Table 1 E. coli and S. sonnei strains used in the study
Table 2 Plasmids used in the study

Media and growth conditions

Bacterial strains were normally grown in Luria-Bertani (LB) broth or agar (1.5 %) at 37 °C. Beta-glucoside utilization was checked by growth on MacConkey indicator agar media supplemented with 1 % cellobiose, arbutin, or salicin. Strains that could utilize the sugar formed bright red colonies while the strains that could not utilize the sugar formed yellow colonies. Growth on cellobiose was also tested using M9 minimal agar containing 0.4 % cellobiose as sole carbon source. M9 minimal agar with 0.4 % glycerol was used as a positive control.
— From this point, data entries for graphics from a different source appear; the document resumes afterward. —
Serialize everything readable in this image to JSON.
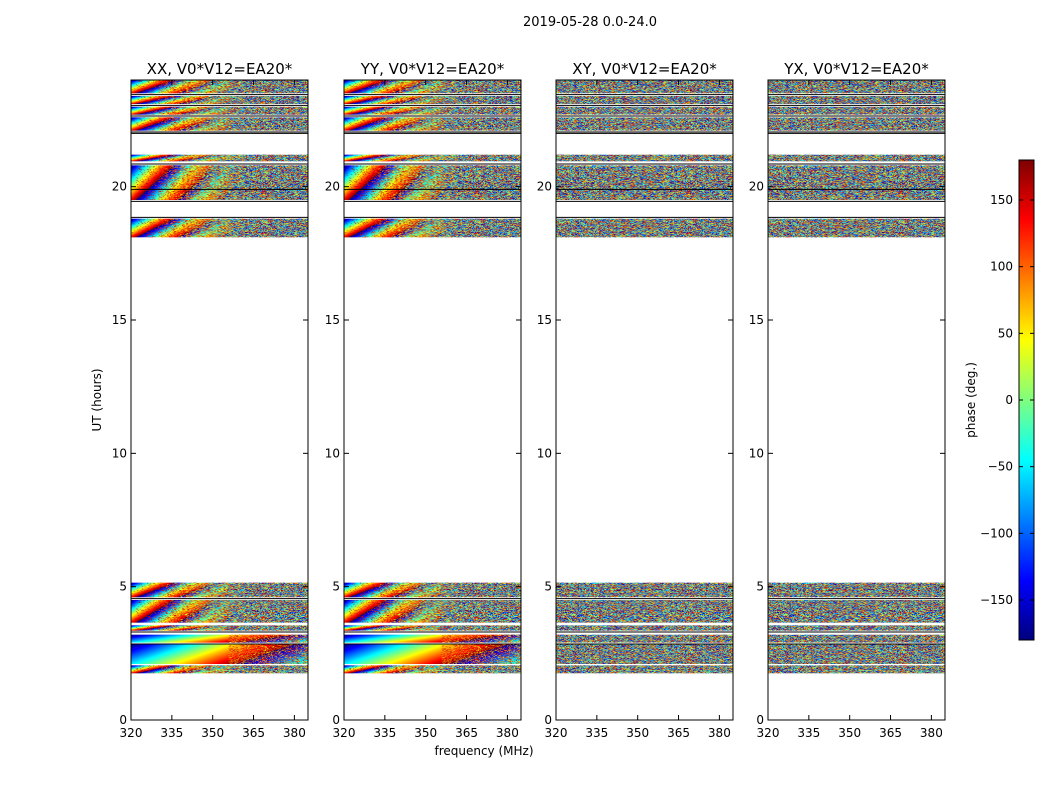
{
  "figure_title": "2019-05-28 0.0-24.0",
  "colors": {
    "jet": [
      "#00007f",
      "#0000ff",
      "#007fff",
      "#00ffff",
      "#7fff7f",
      "#ffff00",
      "#ff7f00",
      "#ff0000",
      "#7f0000"
    ],
    "frame": "#000000"
  },
  "chart_data": {
    "type": "heatmap",
    "title": "2019-05-28 0.0-24.0",
    "xlabel": "frequency (MHz)",
    "ylabel": "UT (hours)",
    "xlim": [
      320,
      385
    ],
    "ylim": [
      0,
      24
    ],
    "xticks": [
      320,
      335,
      350,
      365,
      380
    ],
    "yticks": [
      0,
      5,
      10,
      15,
      20
    ],
    "colorbar": {
      "label": "phase (deg.)",
      "range": [
        -180,
        180
      ],
      "ticks": [
        150,
        100,
        50,
        0,
        -50,
        -100,
        -150
      ],
      "tick_labels": [
        "150",
        "100",
        "50",
        "0",
        "−50",
        "−100",
        "−150"
      ],
      "colormap": "jet"
    },
    "panels": [
      {
        "title": "XX, V0*V12=EA20*",
        "pattern": "fringe"
      },
      {
        "title": "YY, V0*V12=EA20*",
        "pattern": "fringe"
      },
      {
        "title": "XY, V0*V12=EA20*",
        "pattern": "noise"
      },
      {
        "title": "YX, V0*V12=EA20*",
        "pattern": "noise"
      }
    ],
    "data_time_ranges_hours": [
      [
        1.75,
        2.05
      ],
      [
        2.1,
        2.85
      ],
      [
        2.9,
        3.2
      ],
      [
        3.35,
        3.55
      ],
      [
        3.65,
        4.5
      ],
      [
        4.6,
        5.15
      ],
      [
        18.1,
        18.8
      ],
      [
        19.5,
        20.8
      ],
      [
        20.95,
        21.2
      ],
      [
        22.1,
        22.6
      ],
      [
        22.7,
        23.0
      ],
      [
        23.1,
        23.4
      ],
      [
        23.5,
        24.0
      ]
    ],
    "gap_lines_hours": [
      2.85,
      3.3,
      4.55,
      18.85,
      19.45,
      19.9,
      20.85,
      22.0,
      22.05,
      22.65,
      23.05,
      23.45
    ]
  }
}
Antibiotic concentrations used were as follows: ampicillin −100 µg/ml, chloramphenicol −15 µg/ml, tetracycline −10 µg/ml.

Construction of plasmids

For cloning chbR, chbF, and chbRF into pACDH vector, these sequences were amplified from the S. sonnei strain AK1 using flanking primers (Online resource 1 Table S1) and ligated with pTZ57R/T vector using InsTAclone PCR cloning kit (Thermo Fisher Scientific). The identity of the clones was confirmed by sequencing the complete insert. The positive clones containing chbR, chbF, or chbRF were digested with Sac1/EcoR1 enzyme pair and ligated with pACDH vector digested with the same enzyme pair. For cloning chbR from S. sonnei and E. coli into pBR322, the chbR sequences were amplified from strains AK1 and MG1655, respectively. The purified PCR products were digested with EcoR1/BamH1 enzyme pair and ligated with pBR322 vector digested with the same enzyme pair.

DNA sequencing

DNA sequencing was carried out commercially at Macrogen Inc., South Korea. Both strands were sequenced in all cases. All available sequences were retrieved from Ecocyc and NCBI databases, and alignments were carried out using NCBI nucleotide BLAST.

Generation of chbR, chbF, and chbBCARF knockout strains

Knockout strains were constructed in appropriate mutant background using λ red gam recombination method as described previously (Datsenko and Wanner 2000). Briefly, hybrid cassettes used for replacement were generated by PCR amplification of the chloramphenicol resistance gene from pKD3 plasmid using specific primers with flanking regions corresponding to the genes to be deleted. These hybrid cassettes were electroporated into strains expressing λ red gam genes and plated on chloramphenicol-containing plates to select for resistant colonies. The knockout strains were confirmed using the corresponding confirmatory primers (Online resource 1 Table S1).

β-galactosidase assay

Assays for lacZ reporter gene activity were carried out as described by Miller (Miller 1972). Cells were grown in M9 minimal media containing 0.4 % glycerol as carbon source, in the absence or presence of 10 mM cellobiose (Sigma-Aldrich). For each assay, a minimum of three independent measurements were used to calculate β-galactosidase activity expressed in Millers units.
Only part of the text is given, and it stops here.